L'affaire a été appelée à l'audience du 22 novembre 2023 à laquelle elle a été retenue. Les parties ont développé leurs écritures et maintenu leurs prétentions ou observations respectives.




MOTIFS DE LA DECISION

Sur la recevabilité

En vertu des dispositions de l'article 149-1 du code de procédure pénale, la personne qui a fait l'objet d'une détention provisoire au cours d'une procédure qui s'est terminée à son égard, par une décision de non-lieu, relaxe ou d'acquittement devenue définitive, a droit, à sa demande, à la réparation intégrale du préjudice moral et matériel que lui a causé cette détention.

En application des articles 149-2 et R.26 du même code, il appartient à l'intéressé, dans les six mois de cette décision, de saisir le premier président de la cour d'appel dans le ressort de laquelle celle-ci a été prononcée, par une requête, signée de sa main ou d'un mandataire, remise contre récépissé ou par lettre recommandée avec accusé de réception au greffe de la cour d'appel. Cette requête doit contenir l'exposé des faits, le montant de la réparation demandée et toutes indications utiles, le délai de six mois ne courant à compter de la décision définitive que si la personne a été avisée de son droit à demander réparation ainsi que des dispositions des articles 149-1, 149-2 et 149-3 du code de procédure pénale.

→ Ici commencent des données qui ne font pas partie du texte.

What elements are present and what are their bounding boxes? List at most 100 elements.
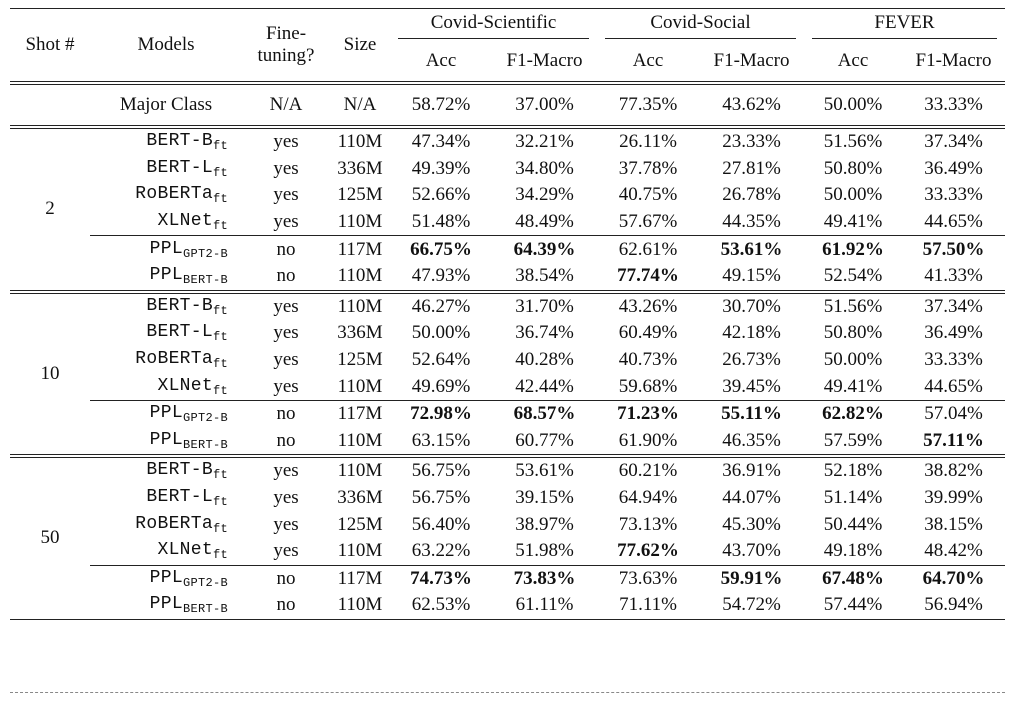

En l'espèce, Monsieur [U] [T] [K] a été placé en détention provisoire par ordonnance du juge des libertés et de la détention du tribunal judiciaire de Cayenne en date du 3 juin 2022. Il a été remis en liberté par arrêt de la chambre des appels correctionnels prononcé contradictoirement à l'audience du 15 septembre 2022. Ladite juridiction de second degré l'a ensuite relaxé par arrêt contradictoire en date du 3 novembre 2022, décision devenue définitive passé le délai de pourvoi de cinq jours. La requête en indemnisation de la détention effectuée par Monsieur [U] [T] [K] a été remise contre récépissé par son mandataire au greffe civil de la cour d'appel de Cayenne le 23 février 2023, soit avant l'expiration du délai précité de six mois.

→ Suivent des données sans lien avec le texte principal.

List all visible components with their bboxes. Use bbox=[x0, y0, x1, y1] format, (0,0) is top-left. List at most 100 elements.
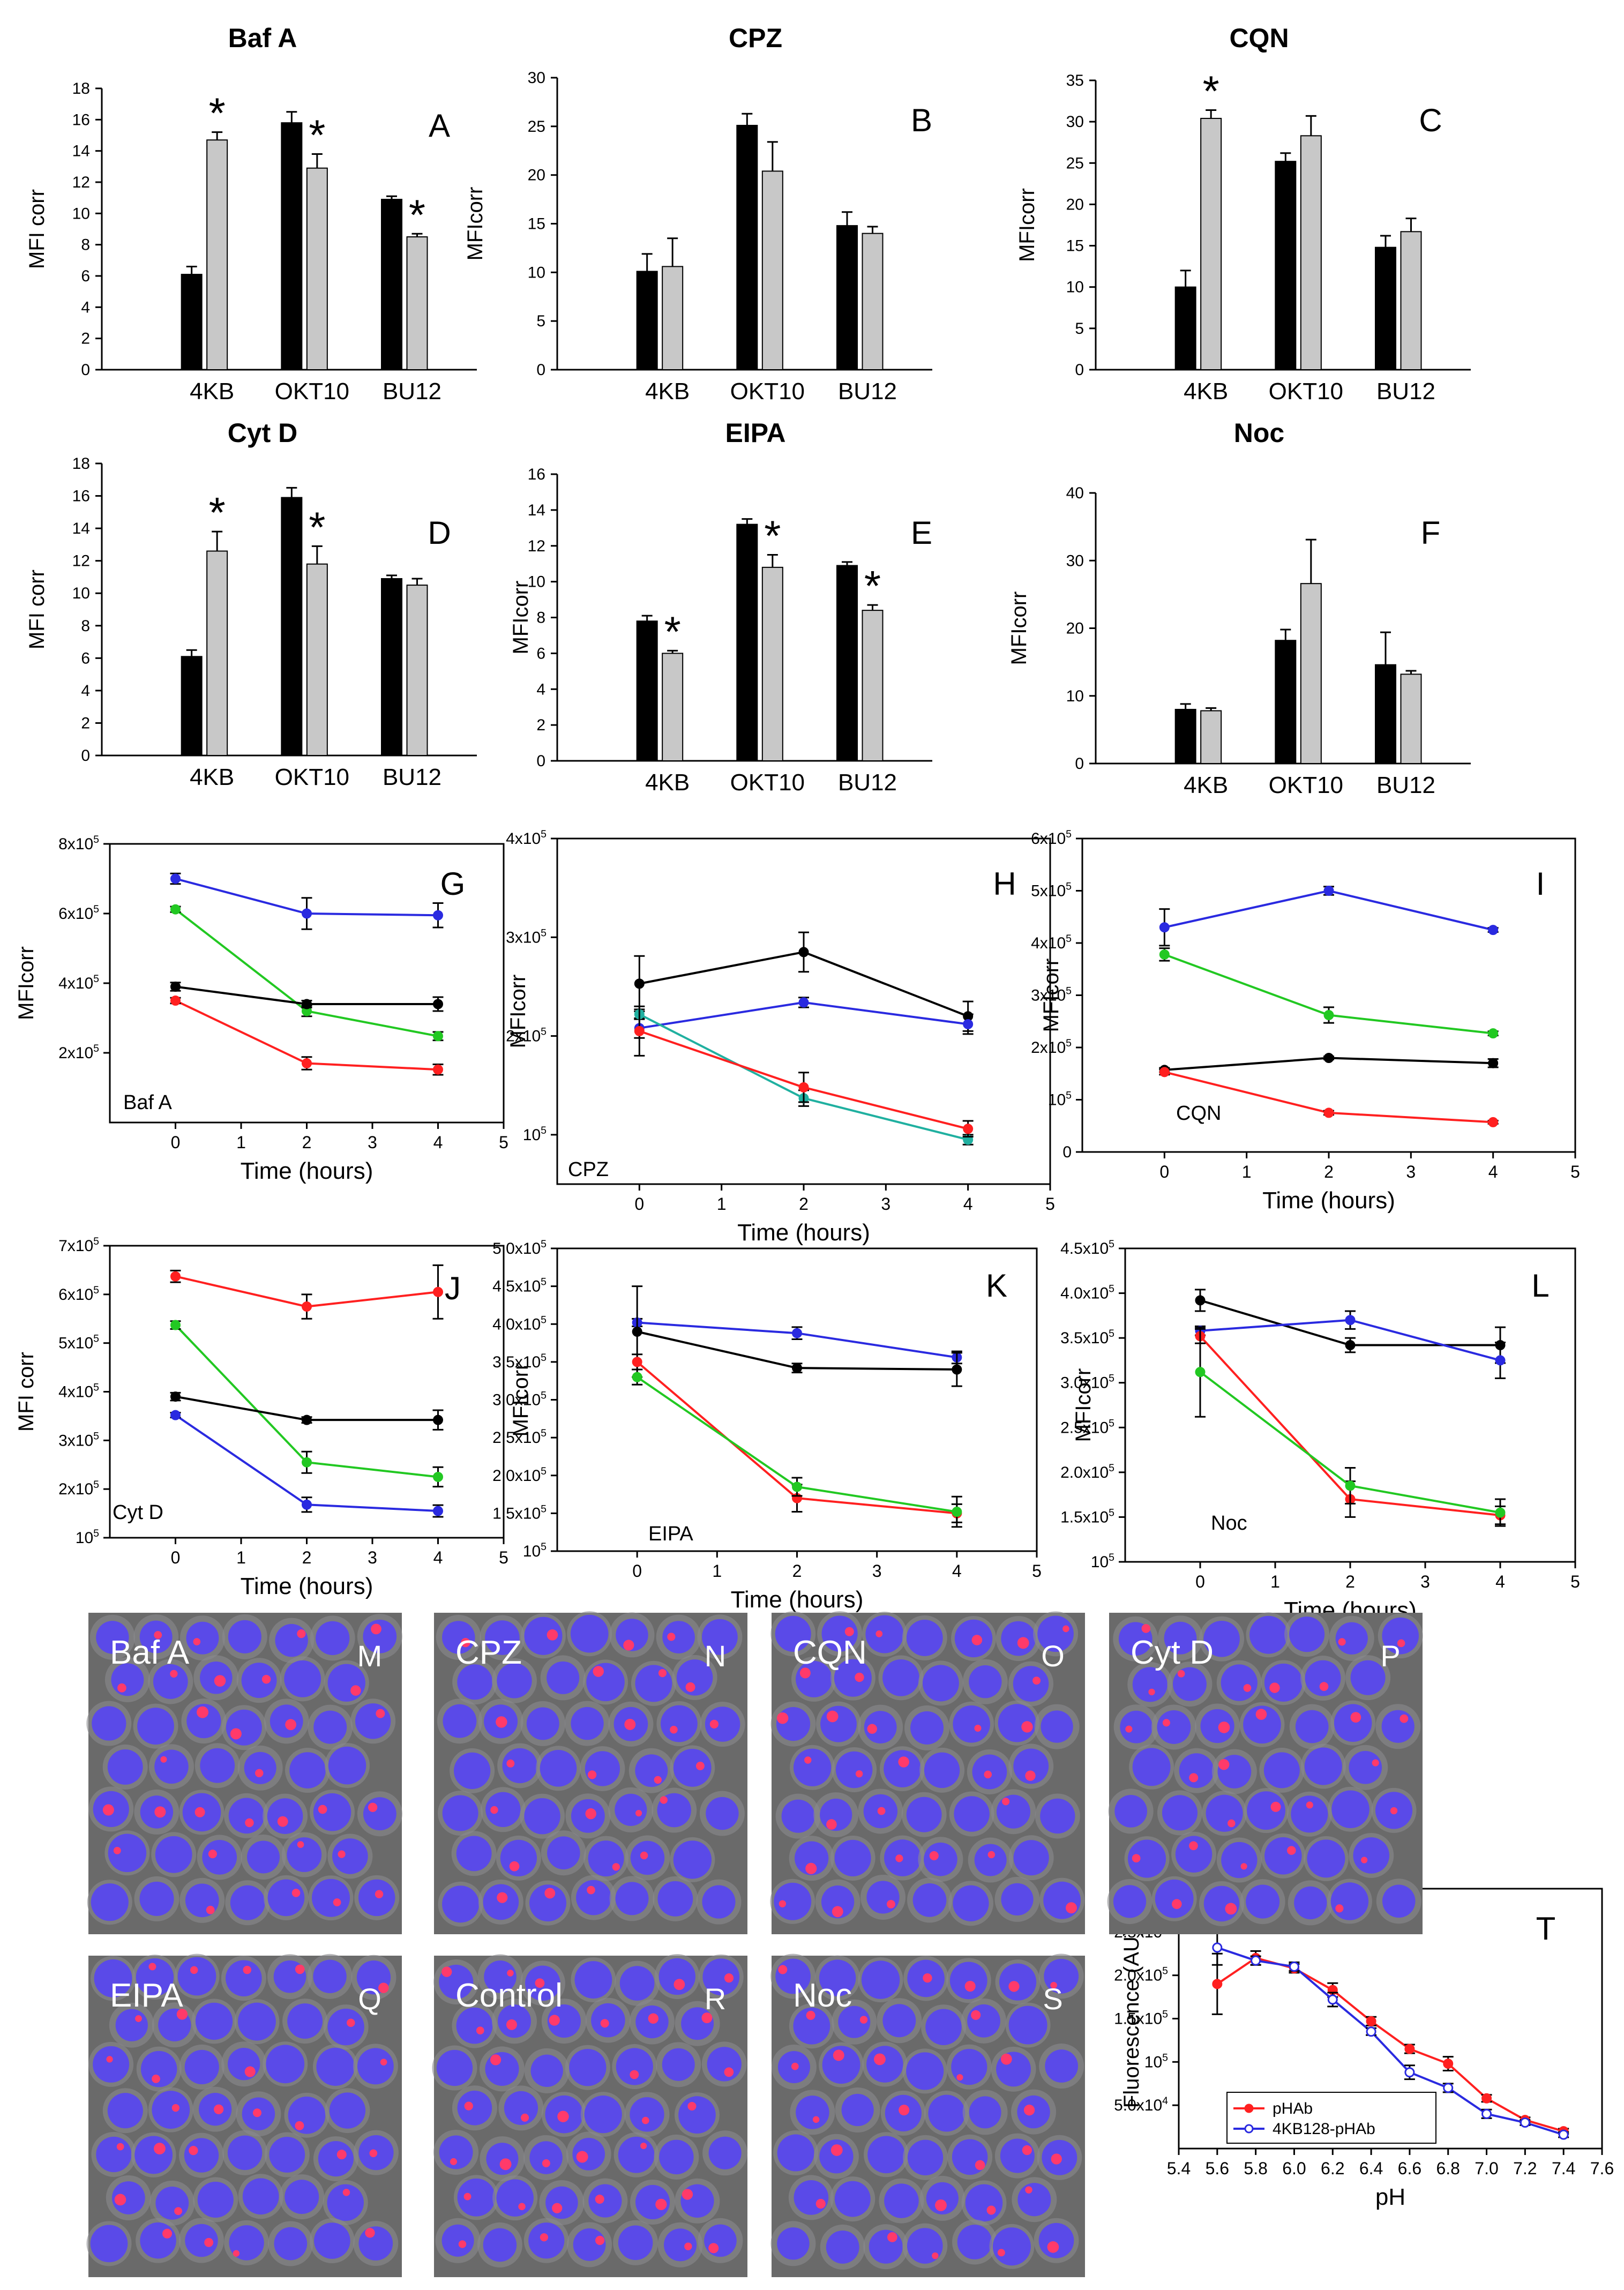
red-vesicle bbox=[791, 2062, 799, 2070]
data-point bbox=[798, 947, 809, 957]
y-axis-label: MFIcorr bbox=[509, 1363, 533, 1437]
red-vesicle bbox=[673, 1979, 685, 1990]
cell-nucleus bbox=[226, 1709, 262, 1746]
cell-nucleus bbox=[967, 2004, 1000, 2038]
y-tick-label-base: 2x10 bbox=[506, 1028, 541, 1045]
x-category-label: BU12 bbox=[383, 764, 441, 790]
red-vesicle bbox=[243, 1965, 252, 1974]
cell-nucleus bbox=[1179, 1753, 1214, 1788]
cell-nucleus bbox=[314, 2222, 350, 2259]
panel-letter: R bbox=[705, 1982, 726, 2016]
cell-nucleus bbox=[826, 2230, 859, 2264]
y-tick-label: 6x105 bbox=[58, 1284, 99, 1304]
red-vesicle bbox=[806, 2010, 815, 2020]
red-vesicle bbox=[895, 1854, 903, 1862]
cell-nucleus bbox=[835, 1751, 873, 1788]
cell-nucleus bbox=[284, 1660, 321, 1697]
cell-nucleus bbox=[585, 1751, 620, 1786]
cell-nucleus bbox=[838, 2005, 871, 2038]
red-vesicle bbox=[1269, 1682, 1280, 1693]
data-point bbox=[433, 1064, 443, 1075]
y-tick-label-base: 0 bbox=[1062, 1143, 1072, 1161]
cell-nucleus bbox=[139, 1881, 174, 1916]
y-tick-label: 3x105 bbox=[58, 1430, 99, 1449]
panel-letter: I bbox=[1536, 866, 1545, 902]
x-axis-label: Time (hours) bbox=[241, 1573, 373, 1599]
y-tick-label: 10 bbox=[528, 264, 545, 281]
y-tick-label: 4.5x105 bbox=[492, 1276, 547, 1296]
micrograph-P: Cyt D P bbox=[1107, 1612, 1423, 1934]
y-tick-label: 1.5x105 bbox=[1060, 1507, 1114, 1526]
red-vesicle bbox=[1051, 2153, 1062, 2165]
red-vesicle bbox=[778, 1965, 788, 1974]
cell-nucleus bbox=[227, 2135, 263, 2171]
x-tick-label: 5 bbox=[1045, 1194, 1055, 1214]
cell-nucleus bbox=[1203, 1885, 1240, 1922]
bar-treated bbox=[406, 236, 428, 371]
cell-nucleus bbox=[1175, 1836, 1213, 1873]
x-tick-label: 0 bbox=[1195, 1572, 1205, 1591]
cell-nucleus bbox=[540, 1749, 577, 1787]
y-tick-label: 40 bbox=[1066, 484, 1084, 502]
y-tick-label: 35 bbox=[1066, 72, 1084, 89]
chart-L: 0 1 2 3 4 51051.5x1052.0x1052.5x1053.0x1053.5… bbox=[1060, 1238, 1580, 1623]
y-axis-label: MFIcorr bbox=[1072, 1368, 1095, 1442]
cell-nucleus bbox=[502, 1748, 537, 1784]
cell-nucleus bbox=[94, 1959, 132, 1997]
cell-nucleus bbox=[140, 2050, 177, 2087]
data-point bbox=[170, 996, 181, 1006]
red-vesicle bbox=[815, 2198, 826, 2209]
significance-asterisk: * bbox=[864, 562, 881, 610]
red-vesicle bbox=[1177, 1670, 1185, 1678]
red-vesicle bbox=[654, 1776, 662, 1784]
cell-nucleus bbox=[673, 1840, 712, 1879]
red-vesicle bbox=[1306, 1801, 1313, 1809]
y-tick-label: 2.5x105 bbox=[492, 1427, 547, 1447]
y-tick-label: 16 bbox=[528, 466, 545, 483]
y-tick-label-base: 2x10 bbox=[1031, 1039, 1066, 1057]
data-point bbox=[1495, 1507, 1506, 1518]
cell-nucleus bbox=[496, 2179, 534, 2217]
micrograph-label: CPZ bbox=[455, 1634, 522, 1671]
cell-nucleus bbox=[1155, 1879, 1194, 1918]
cell-nucleus bbox=[242, 2178, 279, 2215]
x-tick-label: 0 bbox=[171, 1548, 181, 1567]
red-vesicle bbox=[1050, 1981, 1057, 1989]
red-vesicle bbox=[291, 1889, 301, 1897]
chart-A: 0 2 4 6 8 10 12 14 16 18 4KB * OKT10 * BU12 * Baf A A MFI … bbox=[25, 23, 477, 405]
red-vesicle bbox=[587, 1770, 597, 1779]
cell-nucleus bbox=[657, 1881, 693, 1917]
chart-title: Baf A bbox=[228, 23, 297, 53]
y-tick-label: 4.0x105 bbox=[492, 1314, 547, 1333]
cell-nucleus bbox=[154, 1749, 189, 1784]
y-tick-label: 12 bbox=[528, 537, 545, 555]
y-tick-label-base: 5.0x10 bbox=[492, 1240, 541, 1258]
data-point bbox=[170, 982, 181, 992]
y-tick-label: 0 bbox=[81, 747, 90, 765]
cell-nucleus bbox=[200, 1748, 235, 1783]
cell-nucleus bbox=[228, 1620, 261, 1653]
data-point bbox=[1481, 2093, 1492, 2104]
red-vesicle bbox=[106, 2056, 113, 2063]
red-vesicle bbox=[233, 2250, 240, 2257]
red-vesicle bbox=[635, 1810, 642, 1817]
y-tick-label-base: 3x10 bbox=[506, 929, 541, 946]
data-point bbox=[1195, 1367, 1206, 1378]
y-tick-label: 4 bbox=[536, 680, 545, 698]
bar-treated bbox=[662, 653, 684, 761]
cell-nucleus bbox=[267, 1879, 305, 1917]
cell-nucleus bbox=[1295, 1710, 1329, 1743]
panel-letter: J bbox=[445, 1270, 461, 1306]
cell-nucleus bbox=[186, 1621, 219, 1655]
red-vesicle bbox=[342, 2189, 350, 2196]
y-tick-label-base: 5x10 bbox=[1031, 882, 1066, 900]
y-tick-label-exponent: 5 bbox=[1162, 2052, 1168, 2063]
cell-nucleus bbox=[861, 1960, 900, 1999]
panel-inner-label: Baf A bbox=[123, 1091, 172, 1114]
cell-nucleus bbox=[228, 2048, 260, 2081]
y-tick-label-base: 2.0x10 bbox=[1060, 1464, 1109, 1481]
significance-asterisk: * bbox=[664, 608, 681, 655]
y-tick-label: 2 bbox=[536, 716, 545, 734]
y-tick-label-base: 6x10 bbox=[58, 1286, 93, 1304]
cell-nucleus bbox=[571, 1707, 604, 1740]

La requête est donc recevable.

Sur l'indemnisation

Monsieur [U] [T] [K] sollicite une indemnité de 10.000 euros en réparation du préjudice moral consécutif aux mesures restrictives de liberté qu'il a injustement subies, pendant une période de 105 jours, puisque doivent être pris en compte, dans le calcul de la durée d'une détention provisoire, le jour du placement en détention et le jour de la remise en liberté. Il ne peut être fait grief à Monsieur [U] [T] [K] de ne pas produire une fiche pénale qu'il ne détient pas et qu'il n'a pas la possibilité d'obtenir de la part de l'administration pénitentiaire. Lors de sa comparution devant la chambre des appels correctionnels il n'est pas apparu qu'il était détenu pour autre cause. Ces éléments permettent de conclure que les 105 jours de détention ont bien été effectués dans le cadre de l'affaire pour laquelle il a in fine été intégralement relaxé.

L'évaluation du préjudice moral doit tenir compte de l'intensité du choc psychologique occasionné par la détention en fonction de la personnalité de l'auteur, son âge, sa situation familiale, d'éventuelles précédentes incarcérations dans des conditions similaires à celles qui a subies dans le cadre de la détention indemnisable. Elle doit également tenir compte de possibles mauvaises conditions de détention en lien notamment avec une surpopulation carcérale.

Il ressort du rapport d'enquête sociale rapide rédigé à la demande du ministère public de première instance, que Monsieur [U] [T] [K] est né le [Date naissance 2] 2002 à [Localité 4]. Il était donc âgé de 20 ans lorsqu'il a été incarcéré dans le cadre de l'affaire dont est saisie la présente juridiction. Il demeurait chez la mère de sa compagne avec laquelle il vivait en concubinage depuis huit mois, sur sa commune de naissance, n'avait pas d'enfant et travaillait depuis trois mois chez Allo Jeffrey » en qualité de livreur, avec des revenus variant de 200 à 1000 euros par semaine.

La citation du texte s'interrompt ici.